Их поезд отправлялся в три часа два дня спустя. Они ждали Маккорда в квартире, где прожили два месяца и не оставили никакого следа, кроме шрамов от сигарет на столе. – Даже следа любви не оставили, – сказал он. – Той безумной, прелестной гармонии босых ног, торопящихся в полутьме к кровати, одежды, которая никак не хочет сниматься под спешащими руками. А только поскрипывание пружин матраца, предобеденное простатное облегчение супружеской пары с десятилетним стажем. Мы были слишком заняты; нам нужно было зарабатывать деньги, чтобы снимать комнату для проживания в ней двух роботов. – Появился Маккорд, и они отнесли вниз багаж, те две сумки с пожитками, с которыми уехали из Нового Орлеана, и машинку. Управляющий пожал им троим руки и выразил сожаление по поводу разрыва приятных для всех домашних уз. – Нас только двое, – сказал Уилбурн. – Среди нас нет гермафродитов. – Управляющий моргнул, правда, всего лишь раз.
– Ах, так, – сказал он. – Счастливого пути. Вы вызвали такси?
Маккорд приехал на машине, они вышли и расселись в ней под мягким сиянием малого серебра, остатков неонового света, под вспышками и отдышками меняющихся огней, у дверей вагона носильщик передал проводнику две сумки и машинку.
– У нас еще есть время, чтобы выпить, – сказал Маккорд.
– Вы с Гарри можете выпить, – сказала Шарлотта. – А я иду спать. – Она подошла к Маккорду и обняла его, не опуская головы. – Счастливо, Мак. – Маккорд наклонил голову и поцеловал ее. Она сделала шаг назад, повернулась; они смотрели, как она вошла в вагон и исчезла. И тогда Уилбурн понял, что Маккорд понимает, что никогда больше не увидит ее.

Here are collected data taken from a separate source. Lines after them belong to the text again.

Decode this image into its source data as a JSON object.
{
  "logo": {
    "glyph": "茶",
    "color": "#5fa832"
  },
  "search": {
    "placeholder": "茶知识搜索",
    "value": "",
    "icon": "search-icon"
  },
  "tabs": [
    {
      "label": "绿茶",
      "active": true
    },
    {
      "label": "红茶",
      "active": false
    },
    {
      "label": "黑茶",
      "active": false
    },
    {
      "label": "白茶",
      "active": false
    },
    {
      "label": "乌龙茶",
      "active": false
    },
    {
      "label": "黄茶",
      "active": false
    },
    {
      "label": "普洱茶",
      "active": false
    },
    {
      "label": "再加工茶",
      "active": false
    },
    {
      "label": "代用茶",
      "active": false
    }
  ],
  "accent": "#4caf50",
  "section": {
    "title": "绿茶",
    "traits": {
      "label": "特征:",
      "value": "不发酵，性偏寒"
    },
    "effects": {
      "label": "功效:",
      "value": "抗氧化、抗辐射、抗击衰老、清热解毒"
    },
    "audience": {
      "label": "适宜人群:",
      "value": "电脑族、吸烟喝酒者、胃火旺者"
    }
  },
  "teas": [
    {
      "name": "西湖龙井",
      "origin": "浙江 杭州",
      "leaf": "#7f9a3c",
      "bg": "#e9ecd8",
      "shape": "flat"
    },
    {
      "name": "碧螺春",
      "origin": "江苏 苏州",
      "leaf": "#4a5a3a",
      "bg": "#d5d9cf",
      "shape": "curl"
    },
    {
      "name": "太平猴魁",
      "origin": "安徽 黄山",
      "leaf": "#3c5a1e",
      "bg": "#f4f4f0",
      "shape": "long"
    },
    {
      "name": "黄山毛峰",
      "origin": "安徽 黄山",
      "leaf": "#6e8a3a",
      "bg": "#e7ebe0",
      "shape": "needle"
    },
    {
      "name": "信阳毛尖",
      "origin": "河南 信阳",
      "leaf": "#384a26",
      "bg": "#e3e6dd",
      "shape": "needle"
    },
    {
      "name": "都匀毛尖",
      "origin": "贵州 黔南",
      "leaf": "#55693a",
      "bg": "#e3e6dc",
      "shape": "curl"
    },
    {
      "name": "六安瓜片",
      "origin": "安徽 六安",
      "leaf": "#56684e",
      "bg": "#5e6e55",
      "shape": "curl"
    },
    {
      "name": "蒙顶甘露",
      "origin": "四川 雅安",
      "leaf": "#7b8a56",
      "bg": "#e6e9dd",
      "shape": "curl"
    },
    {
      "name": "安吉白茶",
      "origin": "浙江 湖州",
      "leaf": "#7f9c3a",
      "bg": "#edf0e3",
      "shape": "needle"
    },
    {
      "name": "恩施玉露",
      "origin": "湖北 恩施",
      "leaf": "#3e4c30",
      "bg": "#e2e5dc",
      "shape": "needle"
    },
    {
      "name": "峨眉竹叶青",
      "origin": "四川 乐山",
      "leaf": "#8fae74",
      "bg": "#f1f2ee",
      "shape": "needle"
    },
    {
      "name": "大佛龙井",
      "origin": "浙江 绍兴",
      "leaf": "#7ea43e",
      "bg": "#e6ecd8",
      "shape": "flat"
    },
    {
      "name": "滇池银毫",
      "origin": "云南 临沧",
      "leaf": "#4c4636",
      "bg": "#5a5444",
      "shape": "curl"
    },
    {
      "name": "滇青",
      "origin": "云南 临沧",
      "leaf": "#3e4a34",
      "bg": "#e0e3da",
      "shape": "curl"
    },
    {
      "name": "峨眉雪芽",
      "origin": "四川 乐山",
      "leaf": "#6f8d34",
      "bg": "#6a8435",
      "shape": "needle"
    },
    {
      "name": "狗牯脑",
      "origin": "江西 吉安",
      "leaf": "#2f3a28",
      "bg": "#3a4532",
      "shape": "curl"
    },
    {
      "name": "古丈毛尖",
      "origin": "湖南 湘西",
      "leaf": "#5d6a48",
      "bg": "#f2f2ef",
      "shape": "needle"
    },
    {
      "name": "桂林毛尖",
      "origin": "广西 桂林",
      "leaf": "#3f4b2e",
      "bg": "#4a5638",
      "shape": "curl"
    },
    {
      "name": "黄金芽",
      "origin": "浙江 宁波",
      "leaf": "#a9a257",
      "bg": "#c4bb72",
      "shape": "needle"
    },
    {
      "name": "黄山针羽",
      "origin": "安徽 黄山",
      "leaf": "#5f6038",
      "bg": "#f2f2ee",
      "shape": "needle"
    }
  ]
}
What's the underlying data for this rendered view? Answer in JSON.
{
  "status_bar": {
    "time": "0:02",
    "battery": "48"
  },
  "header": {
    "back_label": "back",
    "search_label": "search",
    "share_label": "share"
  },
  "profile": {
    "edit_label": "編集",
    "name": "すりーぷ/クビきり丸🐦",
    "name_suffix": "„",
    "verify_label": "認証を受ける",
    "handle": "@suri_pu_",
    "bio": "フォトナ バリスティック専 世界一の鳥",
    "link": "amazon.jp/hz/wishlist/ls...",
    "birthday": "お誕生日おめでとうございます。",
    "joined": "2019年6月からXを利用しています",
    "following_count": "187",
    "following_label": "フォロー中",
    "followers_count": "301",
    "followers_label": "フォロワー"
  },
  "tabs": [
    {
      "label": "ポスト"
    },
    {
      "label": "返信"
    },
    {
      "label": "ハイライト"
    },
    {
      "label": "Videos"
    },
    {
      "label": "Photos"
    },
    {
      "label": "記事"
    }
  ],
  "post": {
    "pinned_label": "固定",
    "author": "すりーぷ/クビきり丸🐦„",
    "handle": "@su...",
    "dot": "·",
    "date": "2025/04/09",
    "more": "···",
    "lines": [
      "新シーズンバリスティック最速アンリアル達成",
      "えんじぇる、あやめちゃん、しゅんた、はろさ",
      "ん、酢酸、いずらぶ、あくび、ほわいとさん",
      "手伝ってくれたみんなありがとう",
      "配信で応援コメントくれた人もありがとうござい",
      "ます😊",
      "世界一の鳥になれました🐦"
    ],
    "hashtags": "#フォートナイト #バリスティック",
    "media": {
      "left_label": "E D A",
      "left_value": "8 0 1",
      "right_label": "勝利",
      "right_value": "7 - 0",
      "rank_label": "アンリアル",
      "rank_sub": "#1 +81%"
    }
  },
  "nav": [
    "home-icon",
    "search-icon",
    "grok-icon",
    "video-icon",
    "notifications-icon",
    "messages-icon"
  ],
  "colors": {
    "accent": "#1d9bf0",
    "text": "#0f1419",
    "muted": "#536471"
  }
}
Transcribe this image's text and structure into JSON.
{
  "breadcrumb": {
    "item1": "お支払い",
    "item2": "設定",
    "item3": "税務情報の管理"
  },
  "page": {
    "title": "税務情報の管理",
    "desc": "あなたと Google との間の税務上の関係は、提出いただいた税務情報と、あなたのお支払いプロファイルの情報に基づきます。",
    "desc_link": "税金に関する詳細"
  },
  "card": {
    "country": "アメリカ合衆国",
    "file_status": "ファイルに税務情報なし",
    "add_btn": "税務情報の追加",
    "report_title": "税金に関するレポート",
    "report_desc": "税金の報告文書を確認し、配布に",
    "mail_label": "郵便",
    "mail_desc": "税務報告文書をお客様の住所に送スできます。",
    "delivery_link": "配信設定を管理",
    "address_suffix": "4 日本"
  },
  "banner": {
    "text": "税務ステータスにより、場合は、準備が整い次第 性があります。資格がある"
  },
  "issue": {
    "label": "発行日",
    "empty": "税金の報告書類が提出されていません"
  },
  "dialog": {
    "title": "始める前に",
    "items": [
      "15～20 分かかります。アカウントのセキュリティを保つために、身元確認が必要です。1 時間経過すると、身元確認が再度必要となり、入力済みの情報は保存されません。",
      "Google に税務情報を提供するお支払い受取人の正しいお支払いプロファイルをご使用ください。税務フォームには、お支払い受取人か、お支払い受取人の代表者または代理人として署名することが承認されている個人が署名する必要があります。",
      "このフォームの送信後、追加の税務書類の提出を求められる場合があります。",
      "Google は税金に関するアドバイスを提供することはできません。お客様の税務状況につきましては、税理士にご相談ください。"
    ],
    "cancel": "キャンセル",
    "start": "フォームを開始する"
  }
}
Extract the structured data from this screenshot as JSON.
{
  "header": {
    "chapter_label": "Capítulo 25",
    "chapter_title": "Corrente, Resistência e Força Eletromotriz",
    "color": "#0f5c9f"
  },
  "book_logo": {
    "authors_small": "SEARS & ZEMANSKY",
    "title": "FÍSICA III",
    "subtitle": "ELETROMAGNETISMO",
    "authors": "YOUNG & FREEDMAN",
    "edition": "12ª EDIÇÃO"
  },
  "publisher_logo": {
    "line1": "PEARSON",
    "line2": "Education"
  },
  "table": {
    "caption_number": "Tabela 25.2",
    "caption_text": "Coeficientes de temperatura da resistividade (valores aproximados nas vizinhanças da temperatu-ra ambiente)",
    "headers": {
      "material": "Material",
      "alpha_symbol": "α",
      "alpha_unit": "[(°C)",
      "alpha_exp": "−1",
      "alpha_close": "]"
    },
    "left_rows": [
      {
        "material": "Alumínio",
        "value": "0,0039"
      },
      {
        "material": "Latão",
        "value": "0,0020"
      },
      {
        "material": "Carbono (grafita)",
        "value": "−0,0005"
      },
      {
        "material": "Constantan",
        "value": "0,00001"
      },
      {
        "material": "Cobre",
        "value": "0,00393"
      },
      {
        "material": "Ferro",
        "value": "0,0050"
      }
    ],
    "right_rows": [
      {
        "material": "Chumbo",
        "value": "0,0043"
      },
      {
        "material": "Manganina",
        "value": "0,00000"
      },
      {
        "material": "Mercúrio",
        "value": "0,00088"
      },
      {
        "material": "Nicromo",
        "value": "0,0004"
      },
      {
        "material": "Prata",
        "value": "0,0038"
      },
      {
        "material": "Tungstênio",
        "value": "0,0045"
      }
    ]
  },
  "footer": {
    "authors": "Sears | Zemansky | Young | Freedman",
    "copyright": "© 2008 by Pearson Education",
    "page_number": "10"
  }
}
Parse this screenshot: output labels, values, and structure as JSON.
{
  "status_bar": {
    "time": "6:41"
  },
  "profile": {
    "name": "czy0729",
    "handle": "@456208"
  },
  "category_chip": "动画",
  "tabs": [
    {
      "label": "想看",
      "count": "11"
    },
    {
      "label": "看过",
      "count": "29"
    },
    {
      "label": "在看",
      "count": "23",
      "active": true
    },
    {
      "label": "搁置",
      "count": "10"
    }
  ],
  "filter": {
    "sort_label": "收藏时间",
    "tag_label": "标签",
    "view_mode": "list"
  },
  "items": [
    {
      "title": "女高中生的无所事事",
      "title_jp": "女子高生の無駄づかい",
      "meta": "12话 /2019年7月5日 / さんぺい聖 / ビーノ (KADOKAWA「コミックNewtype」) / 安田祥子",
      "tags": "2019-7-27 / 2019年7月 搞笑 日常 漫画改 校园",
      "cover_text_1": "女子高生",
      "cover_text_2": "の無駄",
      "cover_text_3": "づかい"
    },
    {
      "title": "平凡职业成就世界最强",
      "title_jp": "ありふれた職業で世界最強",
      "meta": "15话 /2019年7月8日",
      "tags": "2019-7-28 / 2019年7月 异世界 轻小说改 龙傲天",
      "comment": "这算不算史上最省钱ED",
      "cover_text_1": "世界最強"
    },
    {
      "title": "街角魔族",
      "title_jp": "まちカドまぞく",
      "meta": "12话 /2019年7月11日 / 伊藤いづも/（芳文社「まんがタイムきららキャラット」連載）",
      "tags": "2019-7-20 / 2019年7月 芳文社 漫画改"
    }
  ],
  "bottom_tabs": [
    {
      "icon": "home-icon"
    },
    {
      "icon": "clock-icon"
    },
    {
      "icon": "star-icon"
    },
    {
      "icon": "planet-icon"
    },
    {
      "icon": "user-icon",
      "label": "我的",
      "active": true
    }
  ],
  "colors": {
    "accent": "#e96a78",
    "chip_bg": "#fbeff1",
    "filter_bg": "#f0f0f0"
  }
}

– Так как насчет выпить? – сказал Маккорд. Они пошли в привокзальный бар, отыскали там свободный столик, и вот уже снова сидели, как сидели столько раз раньше, дожидаясь Шарлотту, – те же самые пьяные лица вокруг, те же белые пиджаки официантов и барменов, те же поставленные горкой сверкающие бокалы, только кипящие емкости и остролист теперь отсутствовали. (Рождество, сказал как-то Мак-корд, это апофеоз буржуазии, тот сезон, когда сверкающие сказочные Небеса и Природа, действуя хоть раз в согласии, провозглашают и утверждают нас всех мужьями и отцами под нашими шкурами, когда перед алтарем в форме позолоченной кормушки для скота человек может безнаказанно предаться оргии разнузданного сентиментального преклонения перед сказкой, которая завоевала западный мир, когда через прощение в течение семи дней богатые становятся еще богаче, а бедные еще беднее: отбелка, проведенная в обусловленную неделю, снова оставляет страницу девственно чистой для записи новой, а в это мгновение и лошадиноподобной – «Лошадь откуда-то взялась», – сказал сам себе Маккорд, – выстраданной мести и ненависти), официант подошел к ним, как подходил и раньше, – те же белые рукава, безликое, ничего не выражающее лицо, которое и не разглядишь толком.
– Пиво, – сказал Маккорд. – А ты что будешь?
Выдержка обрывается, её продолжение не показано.